Obwohl sich Playstation VR nicht sonderlich gut verkauft, investiert Sony weiterhin in die VR-Brille. Ein VR-Analyst glaubt, dass das vorerst so bleiben wird. Doch wie lange noch?

Lewis Ward von IDC sieht in Playstation VR kein Zubehör wie Playstation Move, das von Sony einfach aufgegeben werden könnte. Das Unternehmen plane langfristig und wolle eine neue Plattform aufbauen, auch wenn sie nur langsam wächst.

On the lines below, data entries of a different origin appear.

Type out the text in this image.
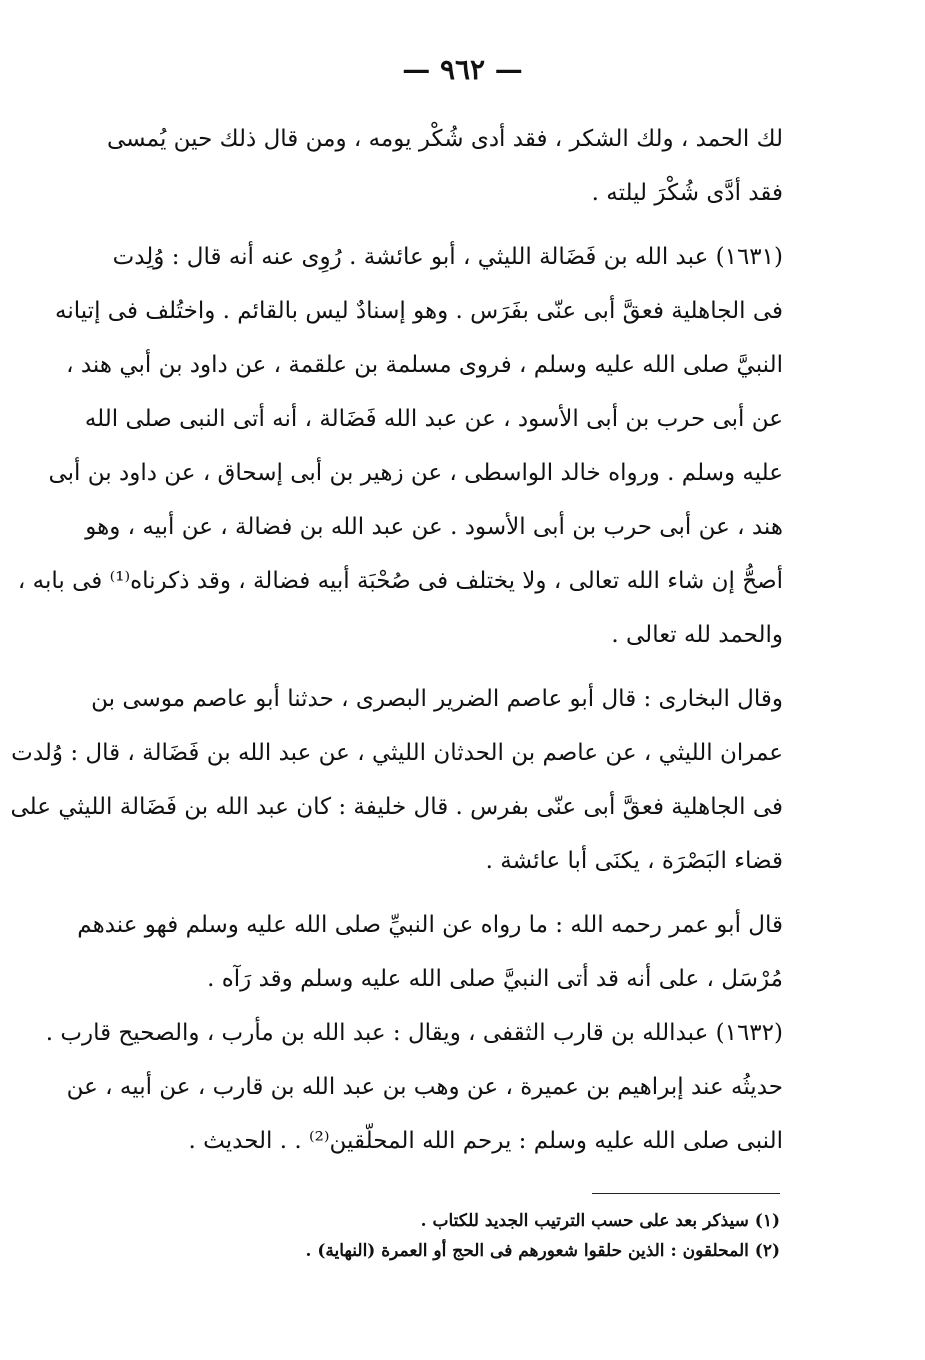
— ٩٦٢ —
لك الحمد ، ولك الشكر ، فقد أدى شُكْر يومه ، ومن قال ذلك حين يُمسى
فقد أدَّى شُكْرَ ليلته .
(١٦٣١) عبد الله بن فَضَالة الليثي ، أبو عائشة . رُوِى عنه أنه قال : وُلِدت
فى الجاهلية فعقَّ أبى عنّى بفَرَس . وهو إسنادٌ ليس بالقائم . واختُلف فى إتيانه
النبيَّ صلى الله عليه وسلم ، فروى مسلمة بن علقمة ، عن داود بن أبي هند ،
عن أبى حرب بن أبى الأسود ، عن عبد الله فَضَالة ، أنه أتى النبى صلى الله
عليه وسلم . ورواه خالد الواسطى ، عن زهير بن أبى إسحاق ، عن داود بن أبى
هند ، عن أبى حرب بن أبى الأسود . عن عبد الله بن فضالة ، عن أبيه ، وهو
أصحُّ إن شاء الله تعالى ، ولا يختلف فى صُحْبَة أبيه فضالة ، وقد ذكرناه⁽¹⁾ فى بابه ،
والحمد لله تعالى .
وقال البخارى : قال أبو عاصم الضرير البصرى ، حدثنا أبو عاصم موسى بن
عمران الليثي ، عن عاصم بن الحدثان الليثي ، عن عبد الله بن فَضَالة ، قال : وُلدت
فى الجاهلية فعقَّ أبى عنّى بفرس . قال خليفة : كان عبد الله بن فَضَالة الليثي على
قضاء البَصْرَة ، يكنَى أبا عائشة .
قال أبو عمر رحمه الله : ما رواه عن النبيِّ صلى الله عليه وسلم فهو عندهم
مُرْسَل ، على أنه قد أتى النبيَّ صلى الله عليه وسلم وقد رَآه .
(١٦٣٢) عبدالله بن قارب الثقفى ، ويقال : عبد الله بن مأرب ، والصحيح قارب .
حديثُه عند إبراهيم بن عميرة ، عن وهب بن عبد الله بن قارب ، عن أبيه ، عن
النبى صلى الله عليه وسلم : يرحم الله المحلّقين⁽²⁾ . . الحديث .
(١) سيذكر بعد على حسب الترتيب الجديد للكتاب .
(٢) المحلقون : الذين حلقوا شعورهم فى الحج أو العمرة (النهاية) .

Anfang Dezember meldete Sony, dass die Marke von zwei Millionen verkaufter VR-Brillen geknackt wurde. Vergleicht man diese Zahl mit den 70 Millionen verkauften Playstation 4 und Playstation 4 Pro wirkt sie weniger eindrucksvoll. Der Vergleich zeigt, dass bislang weniger als drei Prozent der PS4-Besitzer zu einer Playstation VR gegriffen haben.

“Ich denke, es wird noch Jahre dauern, bis jeder zehnte nordamerikanische PS4-Spieler eine Playstation VR besitzen wird, aber die Technologie wird mit kommenden Revisionen besser und die Inhalte vielfältiger, sodass Sony mindestens bis zum Ende des PS4-Lebenszykluses zu Playstation VR halten wird”, sagt Ward gegenüber Gaming Bolt.

Sony bekennt sich zu Playstation VR

Wards These ist nicht besonders kontrovers und gibt nur wieder, was Sony selbst bereits gesagt hat.

Auf der Playstation Experience Anfang November bekannte sich das Unternehmen klar und deutlich zu Playstation VR.  Jim Ryan, der Leiter der europäischen Gamingsparte, führte die Gründe aus: Sony sehe in der Virtual Reality einen wichtigen Bestandteil der Zukunft der Videospiele. “Wie lange es noch dauert und wie schnell sich der Markt entwickelt, ist unklar. Aber Sony fühlt sich Virtual Reality verpflichtet und plant langfristig”, so Ryan.

Shawn Layden, der das nordamerikanische Playstation-Geschäft leitet, sagte zuvor, dass Sony in Playstation VR kein Zubehör, sondern eine neue Plattform sehe.

Wann reißt der Geduldsfaden?

Da der Hype verpufft ist, ohne dass ein überlebensfähiger Endkundenmarkt entstanden wäre, findet sich die Branche in einer seltsamen Situation wieder: Techunternehmen, Startups und Entwickler machen weiter wie gehabt, obwohl beim Konsumenten allem Anschein nach kaum Interesse an der Technologie besteht.

Die Hoffnung, dass der Markt in den nächsten Jahren oder mit einer neuen Hardwaregeneration bedeutend wächst, hält große Teile der Industrie am Laufen. Diese Erwartung gründet wiederum in dem Glauben der Techindustrie, dass Virtual und Augmented Reality der nächste, große Schritt in der Evolution der Computer sind und deren Durchbruch nur eine Frage der Zeit.

Das Schicksal von Virtual Reality als Unterhaltungs- und Spielemedium dürfte sich nicht heute und auch nicht morgen entscheiden. In die kritische Phase tritt es erst mit der zweiten oder spätestens dritten Hardwaregeneration. Hat sich bis dahin kein größeres Interesse seitens der Endkunden und kein selbsttragender Markt etabliert, dürfte es nicht mehr lange dauern, bis Sony und Co. nervös werden. Die spannenden Jahre kommen also erst.